2011年5月15日日曜日

「まさかこんなことが?」なんていう不条理が何食わぬ顔をしてまかりとおるのが現実です

 まったく安心できないという現状を知ったときから私の放浪癖はぴたっと止まってしまった。
「なぁにオレ独りぐらい家にいなくても家族の生活は平常どおりにまわっていくさ」という、どこかに家族と社会への信頼があり、それらを前提とする安心と甘えがあったからこそ、いい年をした親父が家出を繰り返すことができたのだ。
 振り返ってみれば私の人生にとっては、実に自由で幸福な10数年間であった。不思議なことに旅して回っている時はひとつも幸福だと思わなかったのだけれども。
 それはそれは独りぼっちで寂しくて不自由で情けないほどに心細くて心身ともにぼろぼろになっていたような気がします。だから最初に独り旅を始めた頃は2日もすれば何らかの理由をつけて自宅に逃げ帰っていたのです。それでも体裁というものがあるから、旅はいいよとさかんに吹聴して回っていた。
 いつもいつも這々(ほうほう)の体で逃げ帰っても、しばらくすると旅にたいするエネルギーのようなものが沸き上がってきて、自分では2度といきたくないと思っていても、気がついたら意に反して旅の空の下ということばかりであった。

 3月11日の日を境にして、これまでの私の旅は終わったのかも知れないと思う。また旅に出ることはあるかも知れないが、それはこれまでの意味合いとは、大きく違うような気がしてならない。

 また、このように不安定な状況で家族を残して自分だけ遠くの空の下にでかける気分にまったくなれない。いつ大規模な余震があるかも知れないし、なによりも一番問題なのは福島原発の状況も定かでない中で大量の放射能に襲われないとはひとつも断言できない。

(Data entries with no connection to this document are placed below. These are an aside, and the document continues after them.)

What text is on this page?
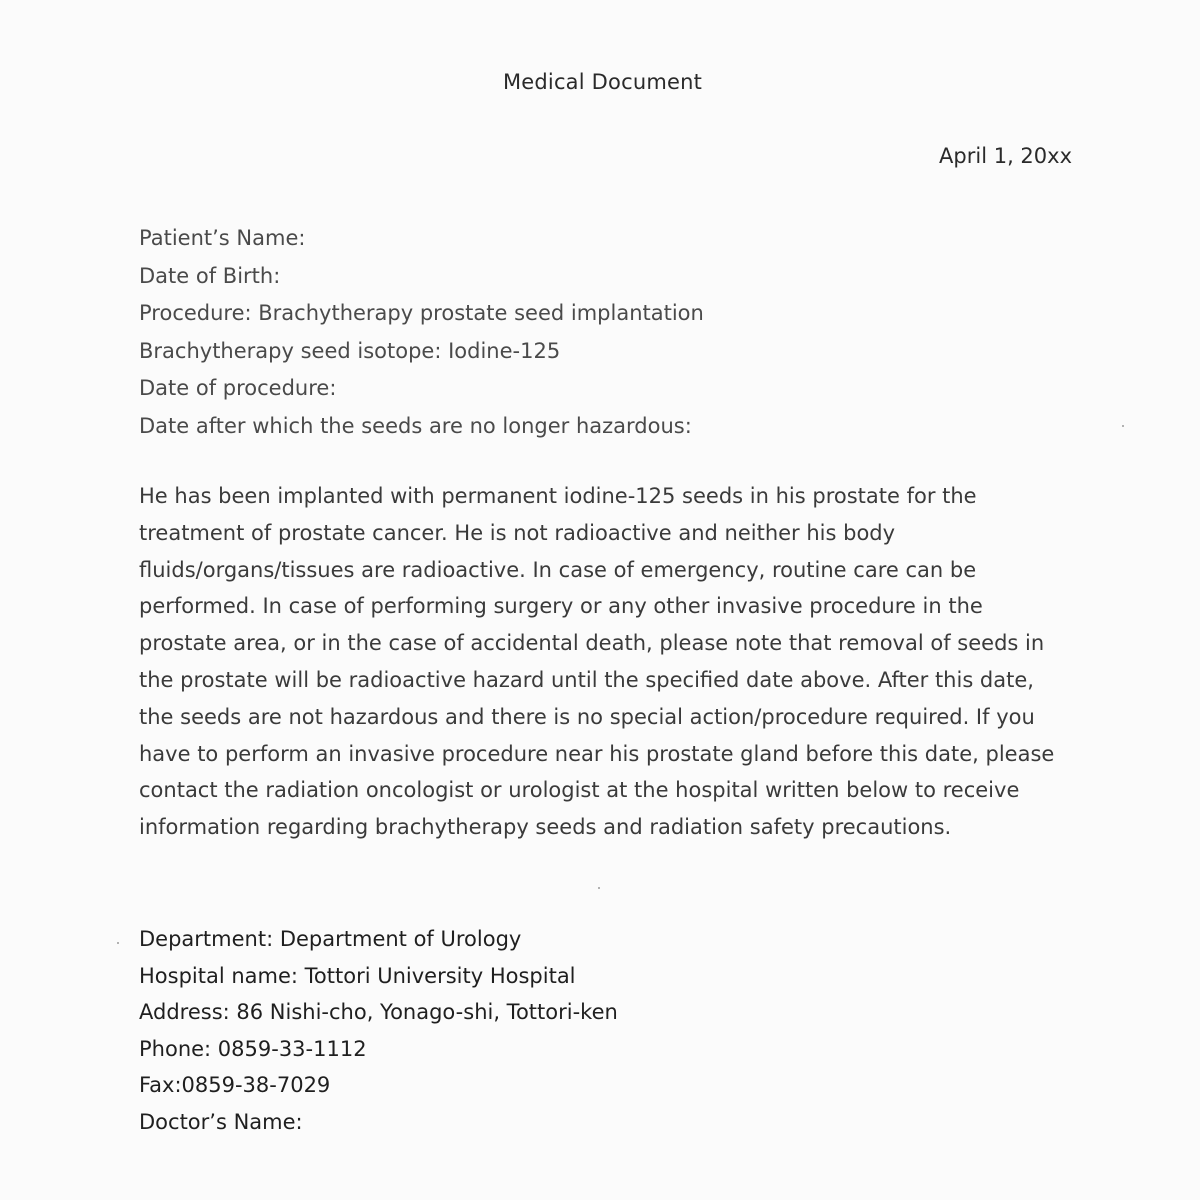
Medical Document
April 1, 20xx
Patient’s Name:
Date of Birth:
Procedure: Brachytherapy prostate seed implantation
Brachytherapy seed isotope: Iodine-125
Date of procedure:
Date after which the seeds are no longer hazardous:

He has been implanted with permanent iodine-125 seeds in his prostate for the treatment of prostate cancer. He is not radioactive and neither his body fluids/organs/tissues are radioactive. In case of emergency, routine care can be performed. In case of performing surgery or any other invasive procedure in the prostate area, or in the case of accidental death, please note that removal of seeds in the prostate will be radioactive hazard until the specified date above. After this date, the seeds are not hazardous and there is no special action/procedure required. If you have to perform an invasive procedure near his prostate gland before this date, please contact the radiation oncologist or urologist at the hospital written below to receive information regarding brachytherapy seeds and radiation safety precautions.

Department: Department of Urology
Hospital name: Tottori University Hospital
Address: 86 Nishi-cho, Yonago-shi, Tottori-ken
Phone: 0859-33-1112
Fax:0859-38-7029
Doctor’s Name:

 もうすでにどうしようもないぐらいに放射能に汚染されているのかも知れない。でもひとつも情報を出してこないから、判断のしようがない。本当の事を出したら国民がパニックを起こすかも知れないと思っているのなら、まったく国民を信頼してないことになる。国民を信頼してないから、逆に国民にも信頼されないという・・・・。なにがどうなっているのやら。

 日本国中たとえどこへ行っても無駄とはわかっていても、脱出する真似事ぐらいはしなければいけないかも知れないからだ。
 それがこれまで私の我が儘を許容してくれていた家族への努めだと独り思いこんでいるのです。放蕩息子というのは良く聞くが、そうざらには放蕩親父なんていうのはおるまい。まして秩序ただしい現代社会に於いては。


 これまさしく「父帰る」か・・・・・。




 福島原発の核爆発以来こんなにも信用できない政府だったのかなと思う今日この頃なのだが、もともと政府なんていうものは信用ができないものだったのを見て見ぬふりをしてきただけだったのではないかとも思う。
 何ごともない時には、それはそれで済んだのだが、国家の一大危機なんていう状況になって始めてそのアラレもない国の姿を始めて見えてきたのだとも思う。

 ある人は政治家が悪いという、ある人はアホな国民が悪いともいう。どれも一理あると思うが、今この存亡の危機にあって誰かを、もしくは何かを責めたとしても、何ひとつ解決はしないこともわかりきっていることだ。

 最近良く考えることは、自分の立場を置き換えてみるということです。例えば自分が東京電力の社長であったならば、自分が管総理であったならば、経済産業省のお役人であったならば、文部科学省のエライ立場であったならば、テレビ局の経営者であったならば、大新聞社の社長であったならば・・・・・と
 やっぱり彼等と同じようなことを考え行動していないかということであります。いやオレは絶対に彼等とは違うとは言い切れない部分がたくさんあるということであります。だってそれまで過大な恩恵に浴してきたわけでありますから、その既得権益を仲間と共に何がなんでも守りたいと考えるのが普通だと思うのだが。

 自分が権力を持った場合に何も悪いことを行っているという意識なしに、むしろ良いことを行っているという信念すらあるのかも知れません。
 ここには多分に私の僻(ひが)み根性なるものが入っていることは否めません。人にはこれまで継続されてきた立場立場というものがあり、思考範囲もそこから悦脱するなんてことは余程のことが無い限りできることではないと考えるのが当たり前と思ったほうがいいのだということです。

 だから「此の期に及んで、あいつらまだあんな事をしようと考えているのか!」なんて憤ってみても、所詮それはごまめの歯ぎしり程度のことで、何も変化しないということであります。こうして私たちはあれよあれよという間に、奈落の底まで落ちていくものなのです。「まさかこんなことが?」なんて思っても現実的にはその、まさかが平然とした顔をしてまかり通るということだと思います。